Serkan Türk - Uzun Ruhlu Bir Cüce (Şiir)

SERKAN TÜRK – UZUN RUHLU BİR CÜCE(1)

            Serkan Türk'ün bu kitabı, bir süredir takip ettiğim bu şairimizin, edindiğim ilk kitabı oldu. Bir süredir başlamaya çalışıyordum ama hep bir şeyler girdi araya. Bu perşembe gününde de artık bitireyim deyip hallettim.

            Kendisini bir süredir tanıyorum. Bu sebeple de Onuruma yaptığım yorumu kendisine de yapacağım. Bir "şiire başlama" kitabı değil. Yani edebi anlamda başlangıç seviyesinin üzerinde bir eser.

            Bir şiirden, her yönde analiz edecek kadar iyi anlamıyorum. Şiire baktığımda bana bir şeyler hatırlatacak dizeler arıyorum.
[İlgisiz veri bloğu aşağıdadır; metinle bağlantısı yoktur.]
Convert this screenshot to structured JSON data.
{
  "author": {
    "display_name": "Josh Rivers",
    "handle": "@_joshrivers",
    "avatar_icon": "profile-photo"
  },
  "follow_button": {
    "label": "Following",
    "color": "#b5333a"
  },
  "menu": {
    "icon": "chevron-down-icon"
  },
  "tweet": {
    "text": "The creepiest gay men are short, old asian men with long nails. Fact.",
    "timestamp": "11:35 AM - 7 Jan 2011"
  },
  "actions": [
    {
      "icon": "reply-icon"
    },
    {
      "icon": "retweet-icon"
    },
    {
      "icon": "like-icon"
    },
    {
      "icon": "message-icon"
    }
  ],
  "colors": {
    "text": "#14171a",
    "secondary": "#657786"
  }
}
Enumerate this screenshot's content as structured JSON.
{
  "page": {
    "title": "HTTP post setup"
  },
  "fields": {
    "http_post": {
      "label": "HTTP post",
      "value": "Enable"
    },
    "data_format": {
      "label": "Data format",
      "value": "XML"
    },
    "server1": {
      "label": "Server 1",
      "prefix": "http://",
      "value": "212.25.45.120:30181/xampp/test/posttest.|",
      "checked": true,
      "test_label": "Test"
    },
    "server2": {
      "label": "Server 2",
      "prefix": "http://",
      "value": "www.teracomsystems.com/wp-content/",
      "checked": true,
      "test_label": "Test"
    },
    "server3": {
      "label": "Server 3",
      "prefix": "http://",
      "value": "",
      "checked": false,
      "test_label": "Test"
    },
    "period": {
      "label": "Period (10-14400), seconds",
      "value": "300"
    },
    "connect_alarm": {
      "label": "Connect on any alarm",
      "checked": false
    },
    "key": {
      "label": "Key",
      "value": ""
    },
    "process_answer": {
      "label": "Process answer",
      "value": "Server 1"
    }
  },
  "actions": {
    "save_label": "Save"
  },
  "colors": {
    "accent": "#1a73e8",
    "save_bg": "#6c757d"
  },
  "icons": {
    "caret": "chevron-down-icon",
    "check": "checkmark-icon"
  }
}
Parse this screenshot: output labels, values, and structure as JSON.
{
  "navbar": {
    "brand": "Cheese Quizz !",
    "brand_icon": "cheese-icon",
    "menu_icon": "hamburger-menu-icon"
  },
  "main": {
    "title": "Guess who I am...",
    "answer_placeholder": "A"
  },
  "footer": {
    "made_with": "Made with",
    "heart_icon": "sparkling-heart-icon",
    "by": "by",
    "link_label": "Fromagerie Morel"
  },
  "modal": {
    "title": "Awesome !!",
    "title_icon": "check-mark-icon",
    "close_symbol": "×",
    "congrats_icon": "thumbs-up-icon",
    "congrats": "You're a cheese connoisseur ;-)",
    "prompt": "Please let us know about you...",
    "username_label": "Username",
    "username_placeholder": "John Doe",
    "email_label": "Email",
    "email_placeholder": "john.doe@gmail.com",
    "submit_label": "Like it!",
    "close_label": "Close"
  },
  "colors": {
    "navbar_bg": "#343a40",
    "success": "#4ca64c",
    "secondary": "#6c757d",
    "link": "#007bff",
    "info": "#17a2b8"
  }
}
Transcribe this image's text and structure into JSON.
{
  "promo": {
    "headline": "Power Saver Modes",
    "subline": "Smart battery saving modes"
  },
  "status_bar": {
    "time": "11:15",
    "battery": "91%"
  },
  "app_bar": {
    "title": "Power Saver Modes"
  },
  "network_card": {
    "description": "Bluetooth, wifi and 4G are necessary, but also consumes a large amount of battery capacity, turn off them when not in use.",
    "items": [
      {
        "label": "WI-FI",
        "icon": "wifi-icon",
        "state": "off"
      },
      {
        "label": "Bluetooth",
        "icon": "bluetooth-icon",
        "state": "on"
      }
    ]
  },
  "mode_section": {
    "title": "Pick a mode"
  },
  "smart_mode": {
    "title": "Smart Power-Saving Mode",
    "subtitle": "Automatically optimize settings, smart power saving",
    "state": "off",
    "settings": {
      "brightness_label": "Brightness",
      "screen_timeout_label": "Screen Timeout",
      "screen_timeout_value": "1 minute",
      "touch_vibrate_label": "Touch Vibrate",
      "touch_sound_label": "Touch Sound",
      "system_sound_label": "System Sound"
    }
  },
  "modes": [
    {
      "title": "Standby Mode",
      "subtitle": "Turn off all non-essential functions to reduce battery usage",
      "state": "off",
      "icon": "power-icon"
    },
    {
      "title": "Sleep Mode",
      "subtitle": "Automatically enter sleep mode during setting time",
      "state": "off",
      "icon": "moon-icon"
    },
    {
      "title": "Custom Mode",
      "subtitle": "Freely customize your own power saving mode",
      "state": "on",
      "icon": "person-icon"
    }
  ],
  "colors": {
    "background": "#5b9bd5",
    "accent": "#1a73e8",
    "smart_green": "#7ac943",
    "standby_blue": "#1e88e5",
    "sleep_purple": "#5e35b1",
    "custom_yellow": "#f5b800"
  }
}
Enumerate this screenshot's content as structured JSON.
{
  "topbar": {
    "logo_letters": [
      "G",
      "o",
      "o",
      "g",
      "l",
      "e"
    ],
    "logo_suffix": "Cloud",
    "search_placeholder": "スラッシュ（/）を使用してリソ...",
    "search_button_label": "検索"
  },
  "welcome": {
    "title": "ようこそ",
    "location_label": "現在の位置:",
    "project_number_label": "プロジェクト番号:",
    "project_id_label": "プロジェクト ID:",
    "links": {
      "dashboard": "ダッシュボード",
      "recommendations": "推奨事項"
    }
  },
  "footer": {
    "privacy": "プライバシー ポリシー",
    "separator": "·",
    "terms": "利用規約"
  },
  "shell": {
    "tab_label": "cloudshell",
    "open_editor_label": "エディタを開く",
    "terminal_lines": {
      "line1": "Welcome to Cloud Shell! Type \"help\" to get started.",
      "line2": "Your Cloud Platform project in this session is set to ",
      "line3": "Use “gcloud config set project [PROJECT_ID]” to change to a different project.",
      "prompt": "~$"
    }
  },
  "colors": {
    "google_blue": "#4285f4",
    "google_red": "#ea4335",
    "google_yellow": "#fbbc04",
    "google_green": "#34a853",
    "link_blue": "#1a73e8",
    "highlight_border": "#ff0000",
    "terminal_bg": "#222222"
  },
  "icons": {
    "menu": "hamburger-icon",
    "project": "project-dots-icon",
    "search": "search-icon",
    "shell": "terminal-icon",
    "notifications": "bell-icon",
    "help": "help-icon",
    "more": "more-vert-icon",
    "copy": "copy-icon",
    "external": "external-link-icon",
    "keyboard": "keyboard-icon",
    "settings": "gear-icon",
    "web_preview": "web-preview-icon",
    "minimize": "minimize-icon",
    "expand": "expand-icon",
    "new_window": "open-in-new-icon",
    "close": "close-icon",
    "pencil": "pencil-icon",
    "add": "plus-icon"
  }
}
Bundan dolayı da değerlendirmem sığ kalabilir. Ama şiir dünyası benim için, eteklerinde durduğum bir sıradağlar dizisi. Hangisi diğerinden daha yüksek, tırmanmadan anlamam zor olur.

            "Yaşamı Yormak", "Sarmaşık", "Gayya Kuyusu", "Uzun Yıllar Sessiz", "Yalnızlık", "Kış Bahçesi", "Acılar Ortasında", "Bulanık Deniz", "Gece Defteri" ve kitaba adını veren "Uzun Ruhlu Bir Cüce" şiirleri, kitaptan aklımda kalanlardı. Bunların içinden de en beğendiklerim, "Kış Bahçesi", "Bulanık Deniz", "Gece Defteri" ve "Yaşamı Yormak" oldu.

            "Kalpsizlerin yolundan yurdundan" çok geçtiğinden ötürü, "her taşın altından alınganlığımızın çıktığı" "Kış Bahçesi"nde, bir nevi lisan öğreten "Bulanık Deniz"de, korkularımla umutlarımın ve de hayallerimin yazıldığı "Gece Defteri"nde, "insan insanın tesellisi" diyen "Yaşamı Yormak"ta kayboluyorum okurken.

            Şiirde aradığım o keskin, hatırlatıcı ifadeleri, diğer şiirlerinde de görmek mümkün. "Sarmaşık"ta, "insan insana dökülür" derken o verdiği, aktardığı hissin ifadesi zor. Ya da "Acıların Ortasında"yken nasıl da kanatıyor yürekleri "insan kendini koyamazken bir yere / başka birinin cenneti cehennemi olur" derken. Ya da "Gelişigüzel" yazarken nasıl da tutturmuş, birini ara ara özlüyorsak eğer "mevsimlerin gelişigüzel geçmediğini." "Yalnızlık" içindeyken, o içimizdeki boşluğu nasıl da adlandırdığımızı "doldur doldur bitmeyen yalnızlık koyduk adına" diyerek anlatıyor. "Uzun Yıllar Sessiz" iken, nasıl da ifade etmiş "gökdelenleri diken insan"ın, "uçurumlara da düşmeyi öğrettiğini." "Gayya Kuyusu"na düşmüşken, yorgunların sınıflandırılması hakkında da bilgi veriyor "yol ve gönül yorgunu" diyerek.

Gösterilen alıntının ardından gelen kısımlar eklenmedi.